Barbarian Queen I / II

Last week I walked into a thrift store looking for some old computer parts and walked out with two new DVDs for my collection: Barbarian Queen, and Barbarian Queen II. I’ve never heard of these movies, none of my friends have ever heard of these movies … in fact, there’s only one reason I now own both of these barbarian chick flicks — $2.98 each, baby.

Each movie is wrapped in those classic fantasy-style paintings, with female barbarians swinging swords, posing in g-strings, and flexing muscles. The discs don’t contain many (read: any, other than trailers) extras, but then again, with almost three hours of barbarian dominatrixes roaming the Earth, who needs a commentary track?

Barbarian Queen begins with the destruction of Amathea’s village — on her wedding day, no less. The evil king’s soldiers capture prince Argan and take him back to their castle. We all know that nothing pisses of a woman more than fucking up her wedding plans, and before long Amathea has teamed up with three other surviving amazon hoochies and devises a plan to rescue Argan and kill the evil king. Armed with swords, horses, lip gloss, hair curlers, eye shadow, and some skimpy barbarian threads, princess Ho-Nan the Barbarian (as my wife dubbed her) and her entourage gallup into the forest to overthrow enemies at large.

By “her entourage”, of course I mean “all of their boobies”, which you get to see throughout the movie. Whether it’s being raped, being attacked, being tortured, or just being stripped, all four barbarian women manage to show their jigglies on screen at least once throughout various points of the movie.

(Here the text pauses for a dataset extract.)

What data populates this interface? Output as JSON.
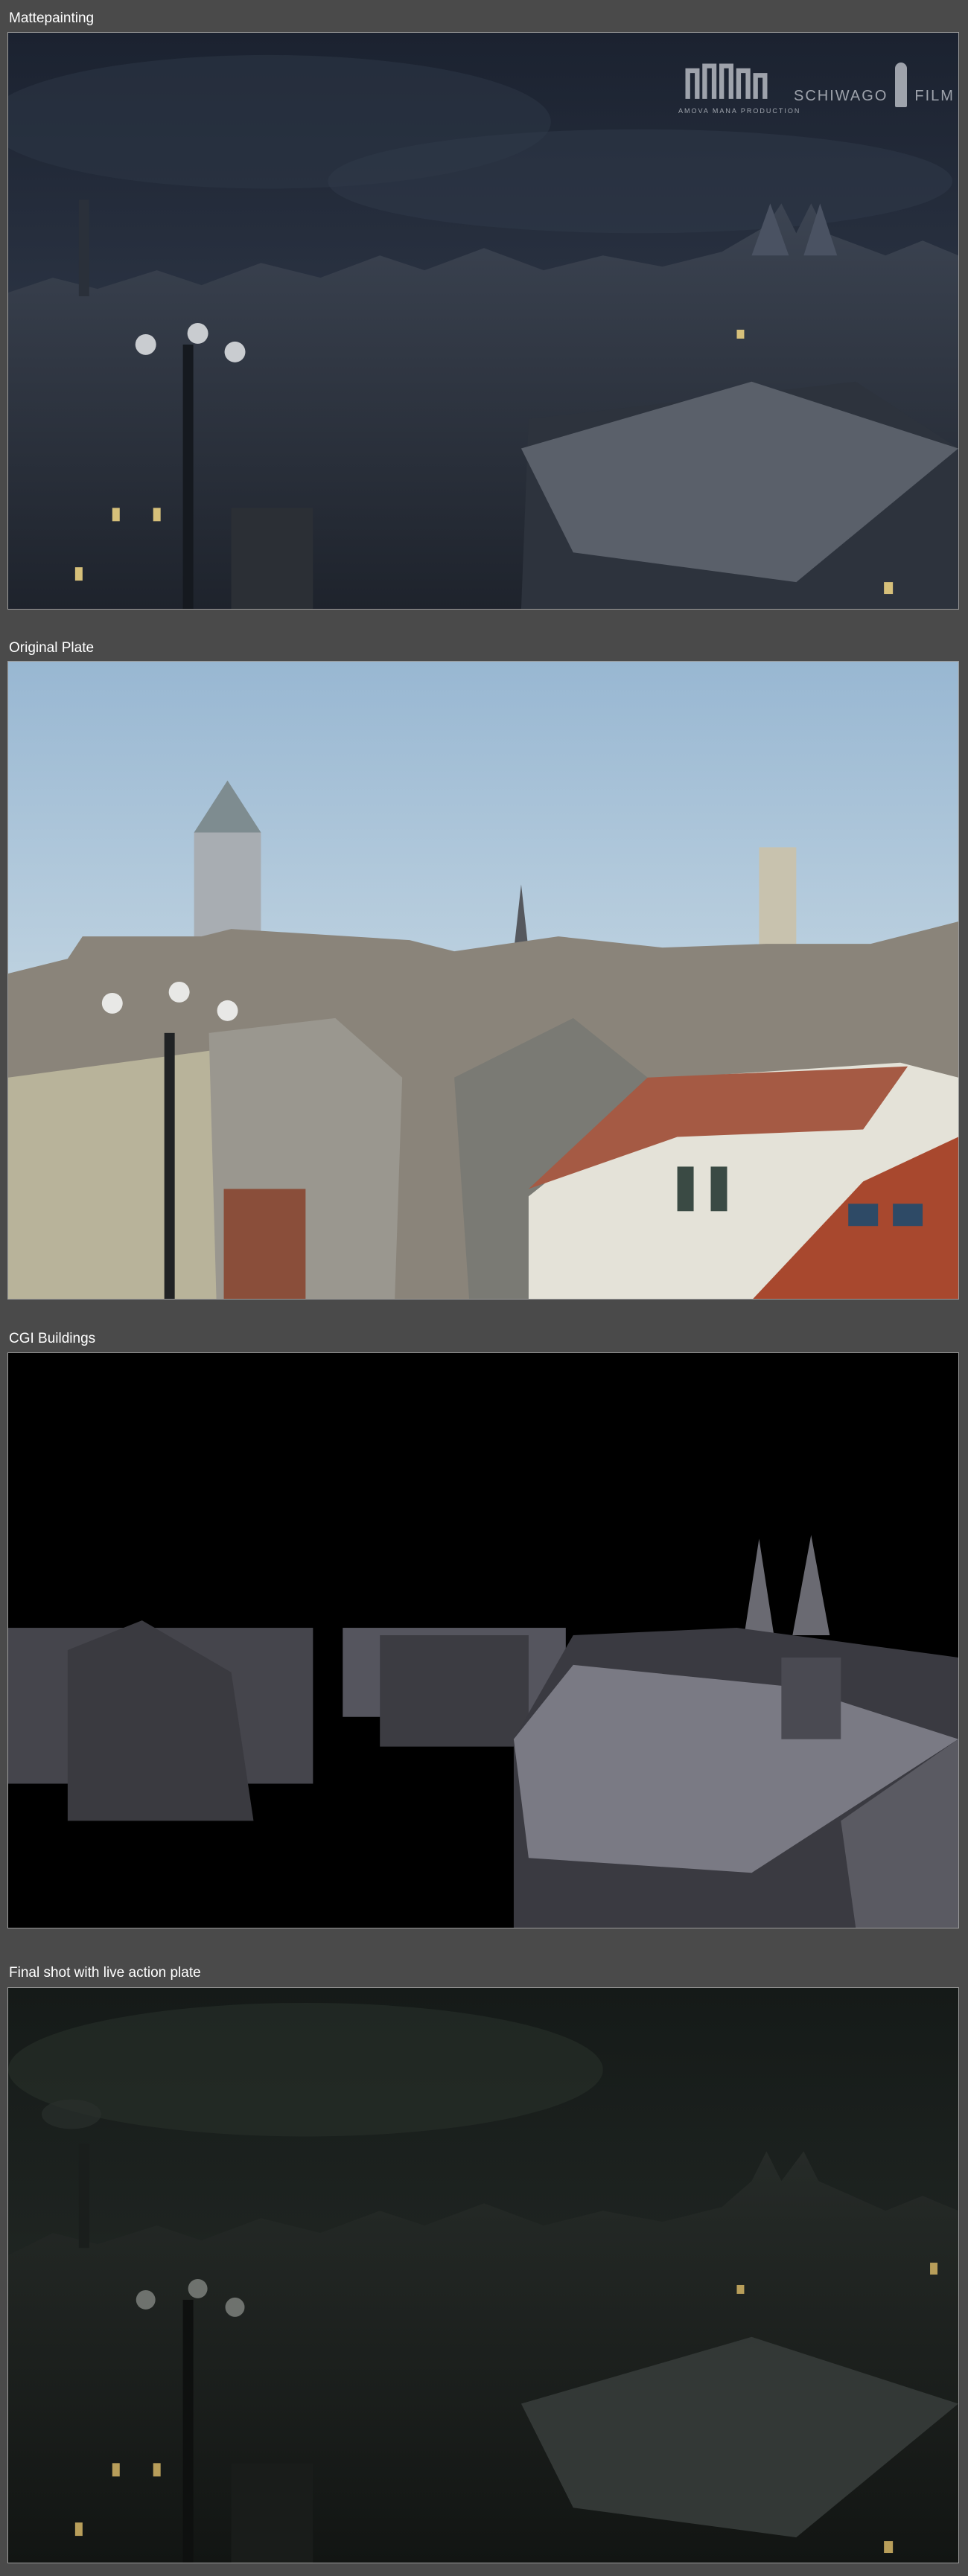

If you’ve ever played Dungeons and Dragons, you will giggle and sigh at the movie’s dialogue. “I’ll be no man’s slave and no man’s whore, and if I can’t kill them all, by the gods they’ll know I’ve tried.” If that line wasn’t dreamt up over a bag of Cheetos and one too many swigs of Dr. Peppers straight from the 2 liter bottle in the middle of an all-night D&D session, I don’t know what was. Wait, sure I do — the rest of the movie’s lines are just as bad.

Do you really want to know the plot? Chicks run around, losing their tops and although occasionally they overpower the manly guards, usually they just end up in whipping racks — topless again, of course. Everything you could ever want to see in a female barbarian movie shows up in Barbarian Queen — which makes the release of Barbarian Queen II even stranger.

Barbarian Queen II has about as much to do with the first film as Halloween III has to do with the rest of the Halloween series. Lana Clarkson reprises her role as Amathea in name only. Instead of an almost-married princess, in #2 Amathea is a noblewoman. After a run in with her brother in which he steals the crown, we soon find the barbarian queen back in the forest, once again rounding up fellow female barbarians in order to restore order to the throne and … yadda yadda yadda.

After some friendly topless mud wrestling, the barbarian queen and her female barbarian followers once again storm the castle. Just like the first movie, things don’t go well, and soon we’re right back to the barbarian queen being captured, tied up, and whipped — you’d almost think she liked it by now.

During their journey to right the wrongs of the world, the girls tops all end up off again somehow. Amathea finds a “sceptre of power” which made me giggle even more with all the other sexual jokes going on, but she is captured and returned to the rack and sentenced to death by torture. Whee! Eventually a knight comes into play and Amathea and the knight head back to the castle to fight evil one last time (this time with her top on … for a while, at least).

Barbarian Queen and Barbarian Queen II aren’t the worst movies I’ve ever seen. In fact, they aren’t even the worst movies I’ve seen this week. But they are pretty bad. If hoochie barbarian women galluping around the country side constantly losing their tops and fighting for what’s right while mumbling poorly written D&D influenced dialogue is your cup of tea (and you happen to run across these movies for $2.98 each), then pick them up I say. If Conan seemed cheezy to you, the Barbarian Queen duo are a big order of steamy nachos with double queso.

Update: Lana Clarkson, the star of Barbarian Queen I and II, was found dead at Phil Spector’s house in February of 2003. I’ve since sold these DVDs on eBay and made a “killer” (ahem) profit. Thanks, Phil!